Hepatic vein to Azygos vein Connection in a Patient with Left Isomerism
Elisabeth Martin, Osami Honjo.
Sick Kids Hospital, toronto, ON, Canada.
Abstract
Objectives: Patients with left isomerism, interrupted inferior vena cava and single ventricle physiology often develop pulmonary arterio-venous malformations (AVMs) following the Kawashima operation which causes intrapulmonary right-to-left shunt. Rerouting the hepatic venous blood flow to the pulmonary circulation by means of Fontan operation is essential to prevent AVMs. Nonetheless, the conventional Fontan operation may not provide balanced distribution of the hepatic factor to both lungs due to competitive flow from the Kawashima anastomosis.
Methods: We report a case where the hepatic vein was rerouted to the azygous vein with the use of a polytetrafluoroethylene (PTFE) tube graft through a median sternotomy in a patient with left atrial isomerism, interrupted IVC with azygous continuation who previously underwent right-sided Kawashima operation.

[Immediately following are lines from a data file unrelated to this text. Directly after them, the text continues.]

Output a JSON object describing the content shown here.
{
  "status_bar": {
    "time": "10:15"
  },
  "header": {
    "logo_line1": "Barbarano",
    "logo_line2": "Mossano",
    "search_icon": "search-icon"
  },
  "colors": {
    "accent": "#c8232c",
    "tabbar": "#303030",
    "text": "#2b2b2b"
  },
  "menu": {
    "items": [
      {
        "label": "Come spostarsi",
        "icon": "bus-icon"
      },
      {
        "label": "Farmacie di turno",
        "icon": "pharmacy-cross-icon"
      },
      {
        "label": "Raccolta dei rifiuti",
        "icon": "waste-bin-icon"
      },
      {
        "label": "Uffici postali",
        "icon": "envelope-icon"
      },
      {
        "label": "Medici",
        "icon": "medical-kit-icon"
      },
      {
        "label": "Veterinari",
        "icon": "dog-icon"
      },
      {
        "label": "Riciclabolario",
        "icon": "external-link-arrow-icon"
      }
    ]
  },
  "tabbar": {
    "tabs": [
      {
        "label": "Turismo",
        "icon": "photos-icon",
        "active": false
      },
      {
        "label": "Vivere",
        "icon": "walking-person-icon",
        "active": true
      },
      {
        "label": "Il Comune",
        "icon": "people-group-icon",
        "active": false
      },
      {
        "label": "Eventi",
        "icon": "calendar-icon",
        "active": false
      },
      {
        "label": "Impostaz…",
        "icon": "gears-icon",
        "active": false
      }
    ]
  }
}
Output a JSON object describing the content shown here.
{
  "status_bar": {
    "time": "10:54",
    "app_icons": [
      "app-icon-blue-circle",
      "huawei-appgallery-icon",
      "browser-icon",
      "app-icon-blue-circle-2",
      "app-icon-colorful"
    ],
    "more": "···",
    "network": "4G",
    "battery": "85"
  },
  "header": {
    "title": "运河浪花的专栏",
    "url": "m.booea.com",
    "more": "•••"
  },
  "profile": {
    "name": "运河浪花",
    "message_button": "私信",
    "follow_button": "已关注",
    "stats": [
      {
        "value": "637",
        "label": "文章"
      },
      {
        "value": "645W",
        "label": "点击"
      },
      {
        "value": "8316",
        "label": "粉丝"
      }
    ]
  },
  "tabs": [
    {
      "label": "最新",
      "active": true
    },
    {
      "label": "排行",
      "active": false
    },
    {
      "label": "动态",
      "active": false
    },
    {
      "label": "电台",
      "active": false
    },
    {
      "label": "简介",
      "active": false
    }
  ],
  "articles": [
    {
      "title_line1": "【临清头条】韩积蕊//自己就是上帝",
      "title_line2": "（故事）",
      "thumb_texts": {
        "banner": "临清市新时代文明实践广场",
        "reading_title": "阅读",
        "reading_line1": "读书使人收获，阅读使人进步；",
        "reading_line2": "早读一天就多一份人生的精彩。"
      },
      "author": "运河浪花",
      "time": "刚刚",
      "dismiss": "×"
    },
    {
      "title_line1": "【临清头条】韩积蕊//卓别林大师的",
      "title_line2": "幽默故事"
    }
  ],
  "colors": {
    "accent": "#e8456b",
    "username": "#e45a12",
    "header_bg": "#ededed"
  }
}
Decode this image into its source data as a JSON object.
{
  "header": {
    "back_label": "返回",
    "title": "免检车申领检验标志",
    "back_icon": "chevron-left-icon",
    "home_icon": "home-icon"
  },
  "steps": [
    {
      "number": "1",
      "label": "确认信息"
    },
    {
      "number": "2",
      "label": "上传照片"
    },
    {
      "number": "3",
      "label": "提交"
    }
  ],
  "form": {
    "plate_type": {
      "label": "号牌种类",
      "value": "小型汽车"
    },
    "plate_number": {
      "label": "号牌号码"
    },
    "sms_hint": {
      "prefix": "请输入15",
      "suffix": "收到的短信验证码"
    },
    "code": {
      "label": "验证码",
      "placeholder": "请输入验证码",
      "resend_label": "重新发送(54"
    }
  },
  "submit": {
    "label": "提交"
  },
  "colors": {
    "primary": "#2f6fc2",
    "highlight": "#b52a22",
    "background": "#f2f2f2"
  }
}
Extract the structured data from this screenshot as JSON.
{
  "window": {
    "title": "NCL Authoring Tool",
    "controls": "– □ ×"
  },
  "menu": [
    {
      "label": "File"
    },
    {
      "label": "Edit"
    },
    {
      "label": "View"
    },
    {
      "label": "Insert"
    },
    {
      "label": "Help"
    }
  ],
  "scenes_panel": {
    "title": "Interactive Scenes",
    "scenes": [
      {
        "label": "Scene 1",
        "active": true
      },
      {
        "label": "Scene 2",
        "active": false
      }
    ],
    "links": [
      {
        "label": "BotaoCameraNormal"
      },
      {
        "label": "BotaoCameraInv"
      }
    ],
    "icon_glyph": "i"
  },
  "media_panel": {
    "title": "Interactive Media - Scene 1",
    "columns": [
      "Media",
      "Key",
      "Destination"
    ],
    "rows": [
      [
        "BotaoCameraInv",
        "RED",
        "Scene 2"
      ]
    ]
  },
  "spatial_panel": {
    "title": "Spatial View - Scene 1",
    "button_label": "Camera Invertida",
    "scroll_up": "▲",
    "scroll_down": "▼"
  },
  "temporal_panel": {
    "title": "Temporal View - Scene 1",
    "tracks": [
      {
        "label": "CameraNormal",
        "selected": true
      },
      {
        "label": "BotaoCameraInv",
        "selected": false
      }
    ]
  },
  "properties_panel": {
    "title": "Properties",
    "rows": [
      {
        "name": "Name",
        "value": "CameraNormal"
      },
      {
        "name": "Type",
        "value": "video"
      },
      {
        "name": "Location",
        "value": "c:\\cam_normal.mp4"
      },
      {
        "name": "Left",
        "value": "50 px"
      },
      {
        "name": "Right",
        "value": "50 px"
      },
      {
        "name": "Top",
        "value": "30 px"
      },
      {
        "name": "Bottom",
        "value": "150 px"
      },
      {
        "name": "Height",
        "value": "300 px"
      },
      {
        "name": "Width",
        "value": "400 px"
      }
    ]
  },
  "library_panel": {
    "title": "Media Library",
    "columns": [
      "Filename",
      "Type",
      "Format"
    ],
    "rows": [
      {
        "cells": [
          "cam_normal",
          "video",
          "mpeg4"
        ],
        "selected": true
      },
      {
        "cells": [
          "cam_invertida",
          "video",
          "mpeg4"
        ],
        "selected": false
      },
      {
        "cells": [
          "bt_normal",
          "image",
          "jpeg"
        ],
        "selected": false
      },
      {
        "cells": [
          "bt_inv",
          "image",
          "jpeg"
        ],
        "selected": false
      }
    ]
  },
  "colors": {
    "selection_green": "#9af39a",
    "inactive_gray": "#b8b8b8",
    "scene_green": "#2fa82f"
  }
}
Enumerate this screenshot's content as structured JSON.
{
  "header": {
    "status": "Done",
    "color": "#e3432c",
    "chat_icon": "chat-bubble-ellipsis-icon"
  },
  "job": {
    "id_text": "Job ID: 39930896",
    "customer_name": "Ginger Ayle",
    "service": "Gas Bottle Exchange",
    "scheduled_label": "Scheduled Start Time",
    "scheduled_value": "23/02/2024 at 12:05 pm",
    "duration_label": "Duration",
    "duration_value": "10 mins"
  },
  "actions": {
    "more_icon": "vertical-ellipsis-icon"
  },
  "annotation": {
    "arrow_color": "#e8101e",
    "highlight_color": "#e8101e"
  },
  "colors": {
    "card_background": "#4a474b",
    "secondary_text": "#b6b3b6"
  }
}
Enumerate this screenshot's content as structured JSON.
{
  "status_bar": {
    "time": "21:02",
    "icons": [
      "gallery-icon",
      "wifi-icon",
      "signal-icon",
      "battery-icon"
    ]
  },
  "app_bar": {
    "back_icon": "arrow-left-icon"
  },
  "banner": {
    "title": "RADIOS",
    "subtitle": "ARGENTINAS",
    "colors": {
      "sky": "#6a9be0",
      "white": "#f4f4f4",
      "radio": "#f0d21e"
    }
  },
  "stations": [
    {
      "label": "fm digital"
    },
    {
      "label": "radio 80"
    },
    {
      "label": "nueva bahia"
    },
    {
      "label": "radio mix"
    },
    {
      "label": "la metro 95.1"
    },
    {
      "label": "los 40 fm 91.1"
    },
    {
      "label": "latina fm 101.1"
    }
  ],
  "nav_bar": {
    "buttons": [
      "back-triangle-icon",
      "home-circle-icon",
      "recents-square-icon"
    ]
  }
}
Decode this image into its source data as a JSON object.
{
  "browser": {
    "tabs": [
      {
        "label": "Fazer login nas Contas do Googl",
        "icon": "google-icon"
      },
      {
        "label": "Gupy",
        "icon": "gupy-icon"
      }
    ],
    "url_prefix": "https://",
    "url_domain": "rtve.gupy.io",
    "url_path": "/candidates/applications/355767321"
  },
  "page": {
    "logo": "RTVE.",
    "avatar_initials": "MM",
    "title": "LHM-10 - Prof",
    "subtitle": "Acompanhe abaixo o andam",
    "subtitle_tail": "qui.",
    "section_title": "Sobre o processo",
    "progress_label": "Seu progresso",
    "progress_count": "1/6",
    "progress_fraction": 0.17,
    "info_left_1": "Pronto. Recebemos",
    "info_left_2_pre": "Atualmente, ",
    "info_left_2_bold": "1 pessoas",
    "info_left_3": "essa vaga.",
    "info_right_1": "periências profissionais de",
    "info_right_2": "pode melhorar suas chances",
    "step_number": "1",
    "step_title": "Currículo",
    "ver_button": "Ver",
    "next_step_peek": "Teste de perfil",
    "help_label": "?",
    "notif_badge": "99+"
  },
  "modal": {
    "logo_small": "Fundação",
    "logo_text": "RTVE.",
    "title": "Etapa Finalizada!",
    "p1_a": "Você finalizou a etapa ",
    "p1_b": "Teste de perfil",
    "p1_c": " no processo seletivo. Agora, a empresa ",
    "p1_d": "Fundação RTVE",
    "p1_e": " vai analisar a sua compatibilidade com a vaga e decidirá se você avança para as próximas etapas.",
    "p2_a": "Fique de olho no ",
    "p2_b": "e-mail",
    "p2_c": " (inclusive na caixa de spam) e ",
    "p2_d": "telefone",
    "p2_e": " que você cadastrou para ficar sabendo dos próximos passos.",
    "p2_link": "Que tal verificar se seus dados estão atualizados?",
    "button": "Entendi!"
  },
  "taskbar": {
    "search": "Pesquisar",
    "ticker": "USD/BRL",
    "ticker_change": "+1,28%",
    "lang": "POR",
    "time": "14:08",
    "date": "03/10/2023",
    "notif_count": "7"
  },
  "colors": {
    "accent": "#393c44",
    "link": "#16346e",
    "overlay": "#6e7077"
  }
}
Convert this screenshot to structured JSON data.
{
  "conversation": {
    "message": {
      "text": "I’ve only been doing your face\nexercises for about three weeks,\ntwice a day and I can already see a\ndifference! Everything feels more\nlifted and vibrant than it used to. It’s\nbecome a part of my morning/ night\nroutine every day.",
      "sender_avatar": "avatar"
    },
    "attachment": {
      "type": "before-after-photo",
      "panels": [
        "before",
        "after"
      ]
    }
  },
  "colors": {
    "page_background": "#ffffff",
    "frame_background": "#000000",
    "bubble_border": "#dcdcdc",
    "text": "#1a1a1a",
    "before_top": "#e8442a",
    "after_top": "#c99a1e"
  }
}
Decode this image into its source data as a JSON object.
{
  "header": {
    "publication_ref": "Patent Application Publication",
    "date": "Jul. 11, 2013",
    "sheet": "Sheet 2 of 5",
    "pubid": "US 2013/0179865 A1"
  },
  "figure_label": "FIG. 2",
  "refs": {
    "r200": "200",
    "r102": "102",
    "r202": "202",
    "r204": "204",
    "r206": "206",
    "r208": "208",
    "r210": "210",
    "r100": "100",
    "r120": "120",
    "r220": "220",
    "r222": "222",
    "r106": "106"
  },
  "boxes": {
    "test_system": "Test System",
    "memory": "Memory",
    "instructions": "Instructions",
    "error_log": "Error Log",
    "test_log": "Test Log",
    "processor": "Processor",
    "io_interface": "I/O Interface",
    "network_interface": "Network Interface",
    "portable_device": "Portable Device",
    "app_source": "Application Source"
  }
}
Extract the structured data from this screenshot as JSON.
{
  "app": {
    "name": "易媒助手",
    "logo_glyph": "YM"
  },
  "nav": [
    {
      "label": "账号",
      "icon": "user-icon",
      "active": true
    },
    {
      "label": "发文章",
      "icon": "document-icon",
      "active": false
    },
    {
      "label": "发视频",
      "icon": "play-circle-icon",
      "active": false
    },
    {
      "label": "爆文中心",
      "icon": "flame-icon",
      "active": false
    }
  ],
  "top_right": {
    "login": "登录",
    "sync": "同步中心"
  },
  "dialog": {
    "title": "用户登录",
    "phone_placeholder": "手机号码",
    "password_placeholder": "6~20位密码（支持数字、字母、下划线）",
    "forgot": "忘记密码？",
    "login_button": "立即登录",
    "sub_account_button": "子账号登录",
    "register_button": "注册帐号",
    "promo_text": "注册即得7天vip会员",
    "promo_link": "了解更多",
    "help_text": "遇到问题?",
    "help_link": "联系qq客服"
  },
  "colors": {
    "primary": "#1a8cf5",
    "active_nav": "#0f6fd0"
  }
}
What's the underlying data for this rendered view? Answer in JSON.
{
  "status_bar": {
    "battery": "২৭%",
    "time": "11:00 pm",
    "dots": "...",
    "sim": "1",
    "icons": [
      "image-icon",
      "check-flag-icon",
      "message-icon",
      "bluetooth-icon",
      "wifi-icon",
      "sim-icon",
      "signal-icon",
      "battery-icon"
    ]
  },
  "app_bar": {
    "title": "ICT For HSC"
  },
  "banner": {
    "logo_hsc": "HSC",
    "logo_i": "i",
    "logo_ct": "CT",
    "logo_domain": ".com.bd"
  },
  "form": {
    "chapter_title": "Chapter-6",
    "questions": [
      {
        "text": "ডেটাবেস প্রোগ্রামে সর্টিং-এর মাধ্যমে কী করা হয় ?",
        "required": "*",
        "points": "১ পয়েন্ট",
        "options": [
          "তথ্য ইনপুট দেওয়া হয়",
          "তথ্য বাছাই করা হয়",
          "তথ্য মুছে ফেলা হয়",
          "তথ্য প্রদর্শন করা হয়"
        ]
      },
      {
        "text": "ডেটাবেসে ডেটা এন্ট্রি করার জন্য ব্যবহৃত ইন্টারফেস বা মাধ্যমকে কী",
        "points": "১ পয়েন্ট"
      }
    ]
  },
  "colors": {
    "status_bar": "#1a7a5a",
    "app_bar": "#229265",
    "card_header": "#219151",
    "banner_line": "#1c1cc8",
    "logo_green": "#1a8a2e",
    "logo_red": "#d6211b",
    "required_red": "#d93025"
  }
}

Results: After redo sternotomy and establishment of normothermic cardiopulmonary bypass, the hepatic vein was divided at the junction to the right atrium, and the posterior pericardium directly posterior to the hepatic vein and the right atrium was open to expose the right sided azygos vein. An end-to-side anastomosis was made between the 14mm PTFE graft and the azygos vein, followed by an end-to-end anastomosis between the graft and the hepatic vein. There was no flow acceleration through the hepatic-azygos pathway on the postoperative echocardiogram.
Conclusions: When anatomically feasible, hepatic vein to azygous vein connection would be a viable alternative to the conventional Fontan operation and can be performed through a median sternotomy.